The hypocrisy of those folks who'll tell you they hate Market (behind closed doors) and then still show up bright and early to participate in it -
Wait! Please. I have to tell you a story, you really have to hear it . I have a good friend named
Gregory Lomayesva, an artist of Hopi descent, who was practically raised in a booth at Spanish Market, who swore up and down that he'd NEVER do Indian Market. And guess what? He didn't. He hasn't. And he's still famous and makes a good living as an artist. I ask you, man, WHAT DID HE DO WRONG?

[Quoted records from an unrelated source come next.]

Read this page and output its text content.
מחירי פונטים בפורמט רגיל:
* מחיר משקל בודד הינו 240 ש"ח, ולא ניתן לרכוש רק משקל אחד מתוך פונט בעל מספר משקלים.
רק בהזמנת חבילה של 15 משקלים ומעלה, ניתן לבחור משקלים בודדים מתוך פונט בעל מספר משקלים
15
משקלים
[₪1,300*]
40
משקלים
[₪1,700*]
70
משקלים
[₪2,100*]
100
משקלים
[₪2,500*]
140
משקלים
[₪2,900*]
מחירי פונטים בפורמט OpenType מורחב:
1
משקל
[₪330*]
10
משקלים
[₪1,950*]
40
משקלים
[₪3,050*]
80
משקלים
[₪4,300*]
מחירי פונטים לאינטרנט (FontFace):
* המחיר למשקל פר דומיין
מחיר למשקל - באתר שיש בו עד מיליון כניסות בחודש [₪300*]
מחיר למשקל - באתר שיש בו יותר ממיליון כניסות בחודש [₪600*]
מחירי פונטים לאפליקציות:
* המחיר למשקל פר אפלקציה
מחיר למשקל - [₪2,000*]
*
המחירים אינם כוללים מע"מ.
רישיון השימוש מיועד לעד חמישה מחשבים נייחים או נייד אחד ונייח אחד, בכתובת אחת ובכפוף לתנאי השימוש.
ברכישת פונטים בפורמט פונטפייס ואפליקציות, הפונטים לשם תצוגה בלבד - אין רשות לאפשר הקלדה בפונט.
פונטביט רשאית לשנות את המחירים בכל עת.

- are just the kind of people who are too damn afraid to build their own Rolodexes. Indian Market, of course, has the biggest one in town, made up mostly of Those Wealthy White Patrons who Control the Native American Art Market (with a MAFIA, I was told today. Can you see it? Rex Arrowsmith and Sam Balleen and the ghost of Al Packard riding six-guns around the booths on the Plaza, ready to shoot any Injun who dared to show innovation in their work.)
So they HAVE TO DO IT. They MUST compromise and play the game of Indian Market. But what exactly (pray tell) keeps these folks from making all that cutting edge work they'd be making if they *didn't* have to fall pray to THE MARKET (you know, the market, the same one each and every one of us making any kind of stuff have to think about when we're pitching a story - don't you think I'd LOVE to make a living making this fucking blog every day? I SHOULD BE ALLOWED. And yet I'm not...sob....)
Sorry. WHAT KEEPS THEM FROM MAKING THAT CUTTING-EDGE WORK? And if they are, in fact, making other stuff, is it *really* so terrible that Indian Market is their cash cow that maybe gives them a little flexibility to make that super-duper stuff?
In either case - cutting-edge or traditional - the patrons will still be wealthy white people. Just like the rest of us. So...what's the problem again?